Kimveer Gill souffrait d'une grave dépression. (Photo: Archives)
«Comment aurais-je pu prévenir le coup?»
La mère de Kimveer Gill aurait aimé savoir que son fils était dépressif
Déjà deux ans que le Lavallois Kimveer Gill a ouvert le feu sur des étudiants du Collège Dawson et, encore aujourd'hui, sa mère s'explique mal qu'elle n'ait jamais été mise au courant de l'état de santé de son fils.
Depuis le 13 septembre 2006, la vie est extrêmement dure pour Parvinder Gill, la mère du défunt Kimveer Gill, et pour le reste de sa famille.

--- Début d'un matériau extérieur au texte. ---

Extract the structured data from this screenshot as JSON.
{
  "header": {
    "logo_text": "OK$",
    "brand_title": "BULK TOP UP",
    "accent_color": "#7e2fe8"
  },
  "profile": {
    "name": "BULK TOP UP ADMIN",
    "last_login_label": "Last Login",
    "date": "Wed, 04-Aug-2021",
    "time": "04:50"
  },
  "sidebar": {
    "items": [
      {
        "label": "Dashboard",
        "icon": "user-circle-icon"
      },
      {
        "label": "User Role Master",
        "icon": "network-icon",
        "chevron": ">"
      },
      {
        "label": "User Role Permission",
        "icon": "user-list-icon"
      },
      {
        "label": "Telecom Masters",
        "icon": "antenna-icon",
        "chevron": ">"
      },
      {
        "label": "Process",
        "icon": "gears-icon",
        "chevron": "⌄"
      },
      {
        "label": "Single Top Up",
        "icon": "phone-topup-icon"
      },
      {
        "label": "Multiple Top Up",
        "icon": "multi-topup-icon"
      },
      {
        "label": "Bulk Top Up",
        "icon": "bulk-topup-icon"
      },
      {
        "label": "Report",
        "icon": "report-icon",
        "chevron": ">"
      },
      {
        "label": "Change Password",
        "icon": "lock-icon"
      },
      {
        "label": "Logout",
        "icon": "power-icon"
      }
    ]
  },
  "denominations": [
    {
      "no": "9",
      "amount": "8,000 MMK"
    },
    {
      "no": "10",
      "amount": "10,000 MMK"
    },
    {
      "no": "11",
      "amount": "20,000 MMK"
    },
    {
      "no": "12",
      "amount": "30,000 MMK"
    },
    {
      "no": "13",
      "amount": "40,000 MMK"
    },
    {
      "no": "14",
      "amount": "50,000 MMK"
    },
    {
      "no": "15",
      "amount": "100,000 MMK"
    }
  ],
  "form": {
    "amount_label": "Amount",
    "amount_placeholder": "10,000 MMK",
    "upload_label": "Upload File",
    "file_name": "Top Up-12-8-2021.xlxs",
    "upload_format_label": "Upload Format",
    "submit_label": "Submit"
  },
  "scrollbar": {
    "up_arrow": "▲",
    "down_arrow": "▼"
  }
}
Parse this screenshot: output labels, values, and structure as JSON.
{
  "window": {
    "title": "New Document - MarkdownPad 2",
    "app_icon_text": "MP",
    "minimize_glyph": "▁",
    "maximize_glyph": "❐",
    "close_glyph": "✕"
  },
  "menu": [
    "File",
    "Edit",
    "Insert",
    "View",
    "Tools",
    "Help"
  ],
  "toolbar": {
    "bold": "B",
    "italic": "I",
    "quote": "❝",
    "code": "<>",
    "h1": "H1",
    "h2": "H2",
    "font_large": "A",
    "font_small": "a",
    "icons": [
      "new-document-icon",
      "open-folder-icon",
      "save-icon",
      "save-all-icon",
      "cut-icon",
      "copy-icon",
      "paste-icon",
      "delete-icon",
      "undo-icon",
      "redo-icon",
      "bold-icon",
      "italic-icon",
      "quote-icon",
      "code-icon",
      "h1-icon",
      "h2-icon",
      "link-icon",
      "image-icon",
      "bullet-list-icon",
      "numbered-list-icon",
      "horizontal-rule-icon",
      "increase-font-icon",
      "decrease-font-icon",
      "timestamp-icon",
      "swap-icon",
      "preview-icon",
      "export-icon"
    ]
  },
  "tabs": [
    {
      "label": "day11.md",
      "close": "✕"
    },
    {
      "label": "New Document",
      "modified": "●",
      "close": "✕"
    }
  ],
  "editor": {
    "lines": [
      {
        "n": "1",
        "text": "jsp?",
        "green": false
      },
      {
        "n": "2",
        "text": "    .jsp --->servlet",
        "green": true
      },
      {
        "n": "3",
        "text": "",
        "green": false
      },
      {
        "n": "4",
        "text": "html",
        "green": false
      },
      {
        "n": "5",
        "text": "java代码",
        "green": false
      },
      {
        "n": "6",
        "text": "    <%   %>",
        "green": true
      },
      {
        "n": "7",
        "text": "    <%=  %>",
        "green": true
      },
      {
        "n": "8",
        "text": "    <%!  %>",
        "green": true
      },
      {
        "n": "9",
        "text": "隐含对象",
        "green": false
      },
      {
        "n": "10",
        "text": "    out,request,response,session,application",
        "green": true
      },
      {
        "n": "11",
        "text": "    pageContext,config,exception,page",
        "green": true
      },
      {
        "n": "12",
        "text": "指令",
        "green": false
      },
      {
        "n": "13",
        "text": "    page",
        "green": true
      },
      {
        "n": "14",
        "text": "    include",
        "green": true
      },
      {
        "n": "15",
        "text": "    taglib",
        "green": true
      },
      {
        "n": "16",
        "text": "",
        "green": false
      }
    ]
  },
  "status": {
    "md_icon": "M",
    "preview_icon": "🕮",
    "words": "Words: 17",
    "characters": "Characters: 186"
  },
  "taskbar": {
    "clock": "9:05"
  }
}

Non seulement son fils s'est-il enlevé la vie, mais elle doit en plus affronter le jugement quotidien de plusieurs personnes, qui lui mettent encore sur le dos son geste fou.

En entrevue pendant 40 minutes avec le Courrier Laval, jeudi, Mme Gill affirmait entrevoir avec beaucoup d'appréhension le deuxième anniversaire de la fusillade de Dawson, qui approchait à grand pas.

«L'an passé, c'était la même chose. Les images passent et repassent dans ma tête. Et quand j'arrête de les voir, c'est mon fils que j'aperçois. Je ne peux m'empêcher de me sentir coupable, à tous les jours. Pourquoi n'ai-je pas pu lui venir en aide? Surtout, pourquoi je ne savais pas qu'il était dépressif?»
Père malade
En 2004, Kimveer et ses frères ont vécu un moment très difficile quand leur père a failli perdre la vie à cause de troubles cardiaques.
Aux dires de sa mère, Kimveer était très proche de son père, et il a trouvé très ardu de traverser cette épreuve au cours de laquelle son père a dû être opéré à cœur ouvert. Et alors qu'il était au chevet de son père, Kimveer a reçu un appel de son patron, lui annonçant qu'il était renvoyé en raison de son absence.

Quelques semaines plus tard, un médecin d'un CLSC de Laval a dû prescrire à Kimveer Gill, sans que ses parents ne le sachent, un fort antidépresseur, puisqu'il sentait que sa santé mentale commençait à être menacée.

Encore aujourd'hui, Parvinder Gill se questionne à l'effet que personne ne l'ait informée, à l'époque, que son fils souffrait d'une grave dépression.

«Je voyais qu'il était plus triste, mais il me rassurait toujours en me disant que tout allait très bien. Je crois aujourd'hui que lui-même n'était pas conscient de ce qui lui arrivait. Il continuait à m'aider sur le terrain et dans les tâches ménagères. Nous avions une très bonne relation.»
Transformation
Les mois ont passé et Kimveer Gill semblait reprendre des forces. Sa mère affirme même avoir cessé, un moment, de s'inquiéter pour sa santé.
Mais dès le début de l'année 2006, le jeune homme a commencé à se transformer tranquillement, jusqu'à devenir une toute autre personne.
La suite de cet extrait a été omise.